Anybody puzzling over price movements in Ecuador’s 2030 bonds might want to remind themselves that the 2030s carry a peculiar piece of legalese known as a “principal reinstatement clause”.

Ecuador restructured its bonds in July 2000, under finance minister Jorge Gallardo, who explains the clause here:

Ecuador tried to convey to the bondholders that a new default would be unlikely, since a default will mean a reinstatement of the principal. Under the 2030 bonds, a payment default occurring in the first 10 years that continues uncured for a period of 12 months will automatically result in the issuance of additional 2030 bonds to the holders in a specified percentage; an additional 30 percent if the event occurs during the first four years after issuance, 20 percent during the next three years, and 10 percent during the last three years of this period.

Since we’re now more than six years into the post-restructuring era, if Ecuador defaulted on its February 15 coupon payment, that would raise the possibility that holders of the 2030s might eventually be owed 120 cents on the dollar. If Ecuador instead made the February 15 payment, then a default on August 15 would mean the maximum principal due on the 2030s falling to 110 cents. The difference is $269 million – enough money that it’s worth caring about.

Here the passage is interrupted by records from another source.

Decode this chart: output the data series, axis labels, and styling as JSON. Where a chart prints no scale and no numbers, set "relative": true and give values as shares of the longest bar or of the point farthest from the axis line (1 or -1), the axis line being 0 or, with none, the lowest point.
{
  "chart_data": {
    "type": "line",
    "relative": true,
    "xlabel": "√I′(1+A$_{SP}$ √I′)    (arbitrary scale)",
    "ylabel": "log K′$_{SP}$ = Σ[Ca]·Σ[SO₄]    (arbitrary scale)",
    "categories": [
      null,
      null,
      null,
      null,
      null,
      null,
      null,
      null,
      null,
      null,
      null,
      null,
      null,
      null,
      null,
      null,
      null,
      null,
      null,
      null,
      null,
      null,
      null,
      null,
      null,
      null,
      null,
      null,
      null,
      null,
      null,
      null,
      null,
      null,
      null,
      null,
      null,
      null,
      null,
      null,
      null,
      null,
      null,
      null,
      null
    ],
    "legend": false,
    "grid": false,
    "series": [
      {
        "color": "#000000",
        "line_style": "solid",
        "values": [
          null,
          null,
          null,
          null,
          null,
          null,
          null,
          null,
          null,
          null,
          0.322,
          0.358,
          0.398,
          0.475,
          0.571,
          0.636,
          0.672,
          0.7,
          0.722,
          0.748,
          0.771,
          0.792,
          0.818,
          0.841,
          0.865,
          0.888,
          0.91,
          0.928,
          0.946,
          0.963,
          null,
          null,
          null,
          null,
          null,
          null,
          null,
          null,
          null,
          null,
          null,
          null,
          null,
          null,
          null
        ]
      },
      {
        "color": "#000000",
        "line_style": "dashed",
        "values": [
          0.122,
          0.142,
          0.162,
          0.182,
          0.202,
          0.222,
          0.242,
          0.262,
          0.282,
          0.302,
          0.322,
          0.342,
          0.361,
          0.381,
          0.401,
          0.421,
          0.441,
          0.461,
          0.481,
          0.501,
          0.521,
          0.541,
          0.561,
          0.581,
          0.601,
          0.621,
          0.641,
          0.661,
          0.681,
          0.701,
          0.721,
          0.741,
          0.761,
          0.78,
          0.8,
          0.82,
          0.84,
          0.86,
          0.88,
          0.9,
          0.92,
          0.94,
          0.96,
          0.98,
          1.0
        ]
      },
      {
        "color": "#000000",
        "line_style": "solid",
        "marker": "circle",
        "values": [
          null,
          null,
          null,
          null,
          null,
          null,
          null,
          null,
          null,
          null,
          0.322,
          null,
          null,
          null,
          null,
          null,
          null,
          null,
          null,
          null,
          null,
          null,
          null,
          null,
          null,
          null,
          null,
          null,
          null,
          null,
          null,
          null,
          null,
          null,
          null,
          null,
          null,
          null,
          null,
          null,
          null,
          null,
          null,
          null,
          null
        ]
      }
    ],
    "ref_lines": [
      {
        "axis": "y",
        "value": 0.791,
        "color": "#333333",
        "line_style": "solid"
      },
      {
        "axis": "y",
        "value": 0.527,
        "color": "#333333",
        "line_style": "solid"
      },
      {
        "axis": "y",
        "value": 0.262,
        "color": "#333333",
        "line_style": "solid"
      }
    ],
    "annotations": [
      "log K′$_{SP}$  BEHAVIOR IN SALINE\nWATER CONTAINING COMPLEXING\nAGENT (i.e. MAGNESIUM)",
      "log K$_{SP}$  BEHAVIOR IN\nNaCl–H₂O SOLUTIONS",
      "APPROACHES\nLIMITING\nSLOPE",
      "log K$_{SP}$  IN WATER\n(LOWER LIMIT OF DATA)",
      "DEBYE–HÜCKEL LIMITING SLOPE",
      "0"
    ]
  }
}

In general, a default on February 15 would mean an extra incentive for holders of the 2030s to stay out of any restructuring deal, since they get extra principal if they stay out for more than a year after the default. So Ecuador would have to offer holders of the 2030s a bit of extra sweetener in order to persuade them to go into any restucturing deal.

What would happen if Ecuador defaulted on May 15, when the next coupon payment on the 2012s is due? The 2012s don’t have a principal reinstatement clause, but the 2030s carry a cross-default clause. If I was Ecuador, I wouldn’t worry about the cross-default clause, however, since it requires that the holders of the 2012s accelerate their bonds in order for there to be a credit event on the 2030s. And precisely because of the principal reinstatement clause, I see no chance of the holders of the 2012s voting to accelerate before July 27, 2007 – even if the May coupon payment is missed. Such a vote would only serve to decrease their own share of principal outstanding.

Conclusion? Ecuador will make the $134 million February 15 coupon payment. The May 15 payment is uncertain, but it’s relatively small: only $30 million. After that, there’s another $30 million due on the 2015s in June, and that’s followed by the big August coupon on the 2030s. Any of those are more likely dates for an Ecuador default than February 15.